TIP of the day - from the blogs: identifying potentially important words and concepts in a text
MJ. Smith
MVP Posts: 53,108
From Perseus:
The Vocabulary Tool is very versatile and it can be used in several ways to help you read a text in the Perseus Digital Library.
- A Comprehensive Vocabulary List for a Work: If you want a comprehensive vocabulary list that you can consult as you read and review a text, you should select the text that you are trying to read in the select box. Use the alphabetical sort order and show all words for the list size. This will produce a comprehensive list of words in alphabetical order that you can annotate and consult easily as you are reading a text.
- A List of Essential Words for an Author: If you want to improve your mastery of a particular Greek or Latin author, you should select all of the works by that author in the select box. Select weighted frequency as your sort order and top 40% or top 50% as your list size option. This will provide you with a list of 'essential words' that you should memorize to maximize your understanding of that author.
- A List of Basic Words for Intermediate-Level Reading: If you are an intermediate-level student, beginning to read unadapted texts, select five or six texts of interest in the select box. Select weighted frequency as your sort order and top 50% or top 60% as your list size option. This will give you a sense of the most important words in the language; when you are familar with these words, you can begin reading, confident that you will know half to two-thirds of the words on a typical page.
- A List of Essential Words for a Comprehensive Greek or Latin Exam: If you are an advanced student preparing for comprehensive exams, select a large list of authors that are appropriate for the requirements of your exam in the language box. Select weighted frequency as your sort order and top 70% or top 80% as your list size option. This will provide you with a list of important words to help you prepare for your exam.
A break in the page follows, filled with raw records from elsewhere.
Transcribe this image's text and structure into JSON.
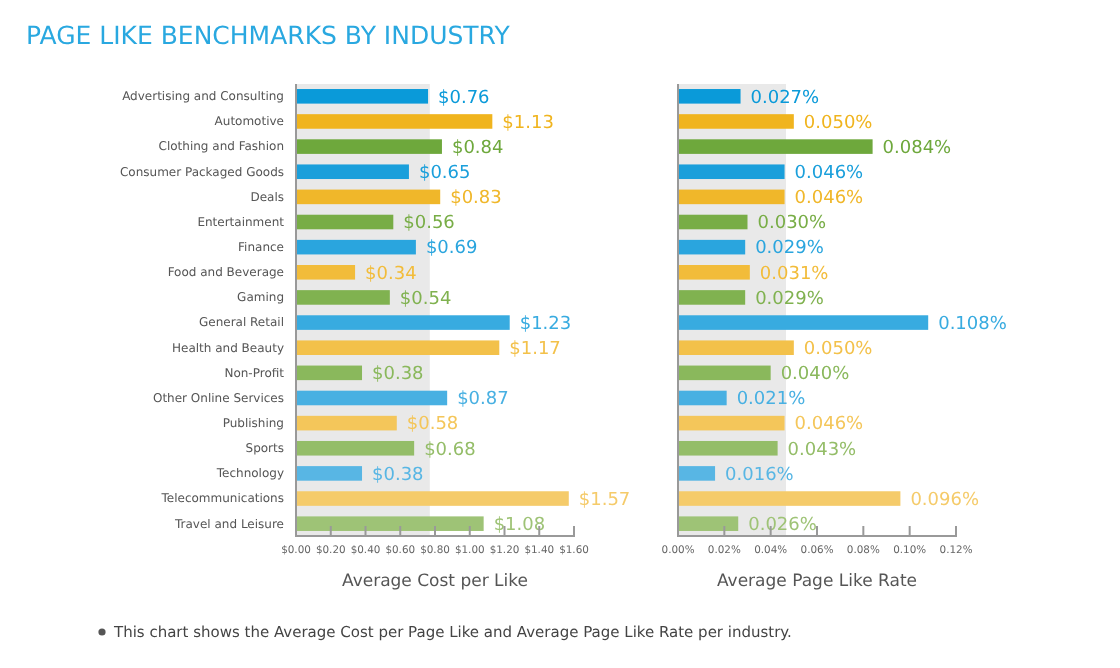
{
  "chart_data": [
    {
      "type": "bar",
      "orientation": "horizontal",
      "title": "PAGE LIKE BENCHMARKS BY INDUSTRY",
      "xlabel": "Average Cost per Like",
      "categories": [
        "Advertising and Consulting",
        "Automotive",
        "Clothing and Fashion",
        "Consumer Packaged Goods",
        "Deals",
        "Entertainment",
        "Finance",
        "Food and Beverage",
        "Gaming",
        "General Retail",
        "Health and Beauty",
        "Non-Profit",
        "Other Online Services",
        "Publishing",
        "Sports",
        "Technology",
        "Telecommunications",
        "Travel and Leisure"
      ],
      "values": [
        0.76,
        1.13,
        0.84,
        0.65,
        0.83,
        0.56,
        0.69,
        0.34,
        0.54,
        1.23,
        1.17,
        0.38,
        0.87,
        0.58,
        0.68,
        0.38,
        1.57,
        1.08
      ],
      "value_labels": [
        "$0.76",
        "$1.13",
        "$0.84",
        "$0.65",
        "$0.83",
        "$0.56",
        "$0.69",
        "$0.34",
        "$0.54",
        "$1.23",
        "$1.17",
        "$0.38",
        "$0.87",
        "$0.58",
        "$0.68",
        "$0.38",
        "$1.57",
        "$1.08"
      ],
      "colors": [
        "#0a9ad9",
        "#f0b41e",
        "#6ea83c",
        "#1a9fdb",
        "#f0b72a",
        "#78ad46",
        "#2aa5de",
        "#f2bc3a",
        "#80b250",
        "#38abe0",
        "#f3c14a",
        "#8ab85c",
        "#48b0e2",
        "#f4c65a",
        "#94bd68",
        "#58b6e4",
        "#f5cb6a",
        "#9ec376"
      ],
      "xlim": [
        0,
        1.6
      ],
      "xticks": [
        {
          "value": 0,
          "label": "$0.00"
        },
        {
          "value": 0.2,
          "label": "$0.20"
        },
        {
          "value": 0.4,
          "label": "$0.40"
        },
        {
          "value": 0.6,
          "label": "$0.60"
        },
        {
          "value": 0.8,
          "label": "$0.80"
        },
        {
          "value": 1.0,
          "label": "$1.00"
        },
        {
          "value": 1.2,
          "label": "$1.20"
        },
        {
          "value": 1.4,
          "label": "$1.40"
        },
        {
          "value": 1.6,
          "label": "$1.60"
        }
      ],
      "bands": [
        {
          "axis": "x",
          "from": 0,
          "to": 0.77,
          "color": "#e9e9e9"
        }
      ],
      "annotations": [
        "This chart shows the Average Cost per Page Like and Average Page Like Rate per industry."
      ]
    },
    {
      "type": "bar",
      "orientation": "horizontal",
      "xlabel": "Average Page Like Rate",
      "categories": [
        null,
        null,
        null,
        null,
        null,
        null,
        null,
        null,
        null,
        null,
        null,
        null,
        null,
        null,
        null,
        null,
        null,
        null
      ],
      "values": [
        0.027,
        0.05,
        0.084,
        0.046,
        0.046,
        0.03,
        0.029,
        0.031,
        0.029,
        0.108,
        0.05,
        0.04,
        0.021,
        0.046,
        0.043,
        0.016,
        0.096,
        0.026
      ],
      "value_labels": [
        "0.027%",
        "0.050%",
        "0.084%",
        "0.046%",
        "0.046%",
        "0.030%",
        "0.029%",
        "0.031%",
        "0.029%",
        "0.108%",
        "0.050%",
        "0.040%",
        "0.021%",
        "0.046%",
        "0.043%",
        "0.016%",
        "0.096%",
        "0.026%"
      ],
      "colors": [
        "#0a9ad9",
        "#f0b41e",
        "#6ea83c",
        "#1a9fdb",
        "#f0b72a",
        "#78ad46",
        "#2aa5de",
        "#f2bc3a",
        "#80b250",
        "#38abe0",
        "#f3c14a",
        "#8ab85c",
        "#48b0e2",
        "#f4c65a",
        "#94bd68",
        "#58b6e4",
        "#f5cb6a",
        "#9ec376"
      ],
      "xlim": [
        0,
        0.12
      ],
      "xticks": [
        {
          "value": 0,
          "label": "0.00%"
        },
        {
          "value": 0.02,
          "label": "0.02%"
        },
        {
          "value": 0.04,
          "label": "0.04%"
        },
        {
          "value": 0.06,
          "label": "0.06%"
        },
        {
          "value": 0.08,
          "label": "0.08%"
        },
        {
          "value": 0.1,
          "label": "0.10%"
        },
        {
          "value": 0.12,
          "label": "0.12%"
        }
      ],
      "bands": [
        {
          "axis": "x",
          "from": 0,
          "to": 0.0466,
          "color": "#e9e9e9"
        }
      ]
    }
  ]
}
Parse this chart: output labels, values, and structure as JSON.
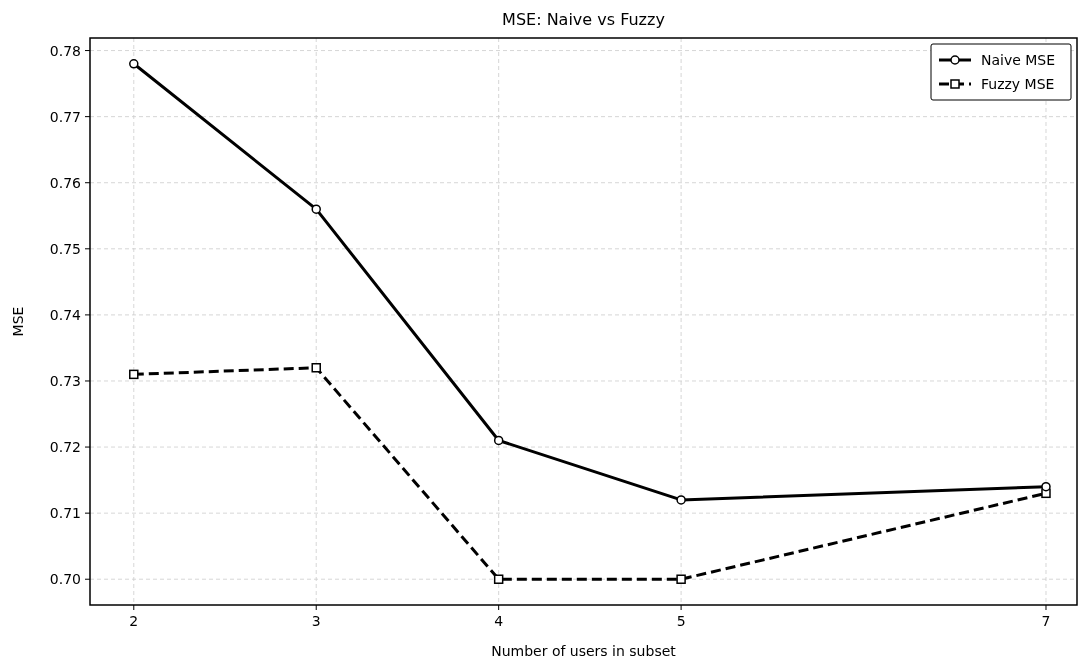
{
  "chart_data": {
    "type": "line",
    "title": "MSE: Naive vs Fuzzy",
    "xlabel": "Number of users in subset",
    "ylabel": "MSE",
    "x": [
      2,
      3,
      4,
      5,
      7
    ],
    "series": [
      {
        "name": "Naive MSE",
        "color": "#000000",
        "values": [
          0.778,
          0.756,
          0.721,
          0.712,
          0.714
        ],
        "marker": "circle",
        "line_style": "solid"
      },
      {
        "name": "Fuzzy MSE",
        "color": "#000000",
        "values": [
          0.731,
          0.732,
          0.7,
          0.7,
          0.713
        ],
        "marker": "square",
        "line_style": "dashed"
      }
    ],
    "xlim": [
      1.76,
      7.17
    ],
    "xticks": [
      2,
      3,
      4,
      5,
      7
    ],
    "ylim": [
      0.6961,
      0.7819
    ],
    "yticks": [
      {
        "value": 0.7,
        "label": "0.70"
      },
      0.71,
      0.72,
      0.73,
      0.74,
      0.75,
      0.76,
      0.77,
      0.78
    ],
    "grid": true,
    "legend": "top right"
  }
}
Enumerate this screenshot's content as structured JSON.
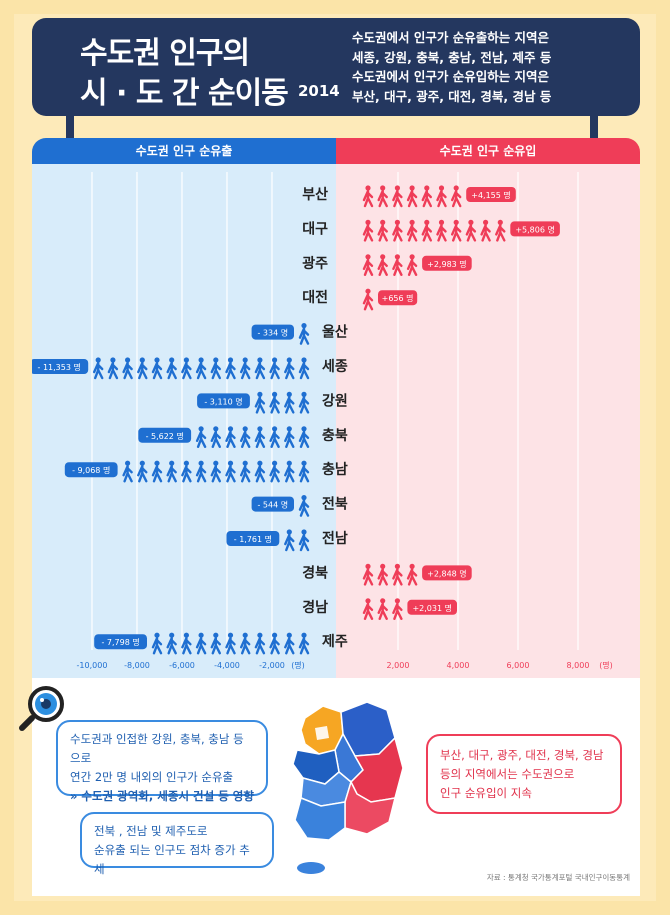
{
  "header": {
    "title_line1": "수도권 인구의",
    "title_line2": "시 · 도 간 순이동",
    "year": "2014",
    "desc_line1": "수도권에서 인구가 순유출하는 지역은",
    "desc_line2": "세종, 강원, 충북, 충남, 전남, 제주 등",
    "desc_line3": "수도권에서 인구가 순유입하는 지역은",
    "desc_line4": "부산, 대구, 광주, 대전, 경북, 경남 등"
  },
  "chart_data": {
    "type": "bar",
    "left_header": "수도권 인구 순유출",
    "right_header": "수도권 인구 순유입",
    "categories": [
      "부산",
      "대구",
      "광주",
      "대전",
      "울산",
      "세종",
      "강원",
      "충북",
      "충남",
      "전북",
      "전남",
      "경북",
      "경남",
      "제주"
    ],
    "values": [
      4155,
      5806,
      2983,
      656,
      -334,
      -11353,
      -3110,
      -5622,
      -9068,
      -544,
      -1761,
      2848,
      2031,
      -7798
    ],
    "value_labels": [
      "+4,155",
      "+5,806",
      "+2,983",
      "+656",
      "- 334",
      "- 11,353",
      "- 3,110",
      "- 5,622",
      "- 9,068",
      "- 544",
      "- 1,761",
      "+2,848",
      "+2,031",
      "- 7,798"
    ],
    "unit": "명",
    "icon_counts": [
      7,
      10,
      4,
      1,
      1,
      15,
      4,
      8,
      13,
      1,
      2,
      4,
      3,
      11
    ],
    "x_ticks_left": [
      "-10,000",
      "-8,000",
      "-6,000",
      "-4,000",
      "-2,000"
    ],
    "x_ticks_left_values": [
      -10000,
      -8000,
      -6000,
      -4000,
      -2000
    ],
    "x_ticks_right": [
      "2,000",
      "4,000",
      "6,000",
      "8,000"
    ],
    "x_ticks_right_values": [
      2000,
      4000,
      6000,
      8000
    ],
    "x_unit": "(명)",
    "colors": {
      "outflow": "#1f6fd1",
      "inflow": "#ef3d58"
    }
  },
  "notes": {
    "blue1_line1": "수도권과 인접한 강원, 충북, 충남 등으로",
    "blue1_line2": "연간 2만 명 내외의 인구가 순유출",
    "blue1_line3": "» 수도권 광역화, 세종시 건설 등 영향",
    "blue2_line1": "전북 , 전남 및 제주도로",
    "blue2_line2": "순유출 되는 인구도 점차 증가 추세",
    "red_line1": "부산, 대구, 광주, 대전, 경북, 경남",
    "red_line2": "등의 지역에서는 수도권으로",
    "red_line3": "인구 순유입이 지속"
  },
  "source": "자료 : 통계청 국가통계포털 국내인구이동통계",
  "icons": [
    "person-walking-icon",
    "magnifier-icon",
    "korea-map-icon"
  ]
}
- A List of Key Words for a Text: If you want a quick overview of the potentially important words and concepts in a text, select the text that interests you with a sort order of key word score and a list size of top 10%. This will provide a short list of potentially important words to be aware of as you read the text.
- Word Frequency Tool (Greek or Latin): If you are searching for occurrences of specific Greek or Latin words, you may use the Word Frequency Tool. There are several options for displaying results. Sort Authors Alphabetically is the default option. Sort Authors by Type of Literature will sort results according to types such as comedy, history, tragedy,etc. Sort Authors by Date will list authors starting from the earliest work to the latest based on the best evidence we have for each author. Words in Author will sort results from the author with the most words in Perseus, to the author with the fewest. Maximum Instances will sort results from the most possible instances in a given author; Minimum Instances reverses this list and starts with the fewest. Maximum Frequency/10K will sort the results from the highest incidence of relative frequency to the lowest; Minimum Frequency/10K reverses this list and begins with the lowest relative frequency.
Why are there Maximum and Minimum Frequencies? Although Perseus can disambiguate a vast majority of Greek and Latin words, there are some forms which may be derived from more than one lexicon entry. (E.g. "flies" may be an instance of the verb "to fly" or the noun "fly", so Perseus would include it in the count for both words. On the other hand, there's no doubt that "sneezed" is a form of "to sneeze") In cases where the maximum instances differ from the minimum, the maximum are all of the possible occurrences of a given lemma, and the minimum are all of the occurrences of the word which the computer has disambiguated. So, all ambiguous forms are included in a maximum count, and excluded from the minimum. This is also true of the relative frequency calculations.
What is a Weighted Frequency? A weighted frequency tells you whether the actual frequency count for a word (if this were possible) would be closer to the minimum or maximum frequency score. The weighted frequency is determined by assigning a weight to each inflected form based on the number of possible dictionary forms from which the inflected form could be derived. For example, an unambiguous word would have a weight of 1, a word that could be derived from two dictionary headwords would receive a weight of 1/2, a word that could be from 3 different headwords is given the weight of 1/3, etc. The weighted frequency is calculated as the sum of the weights for each inflected form that appears in a text. If the weighted score is equal to the average of the minimum and maximum score, you know that the word is entirely ambiguous in all of its forms. On the other hand, if the minimum, maximum, and weighted scores are all the same, you know the word is entirely unambiguous in all of its forms. As the weight approaches the maximum score, it becomes more likely that the maximum count is closer to the actual count; the actual count would be greater than the weighted score and less than or equal to the maximum.
Why use relative frequencies? Relative frequencies are based on occurrences of a given word per 10,000 words. For instance, in the case of the Greek verb pempô, Plutarch uses this verb 146 times, which is unimpressive compared with Xenophon's maximum of 350 times. Yet, the corpus of Plutarch on-line in Perseus is about 107,000 words compared with Xenophon's 312,000. So, the relative frequency in Plutarch is 13.67 at its maximum, compared with Xenophon's maximum of 11.21. When making comparisons between authors, it is most useful to know the relative frequency for a given word rather than the word count itself, since the size of the corpora vary.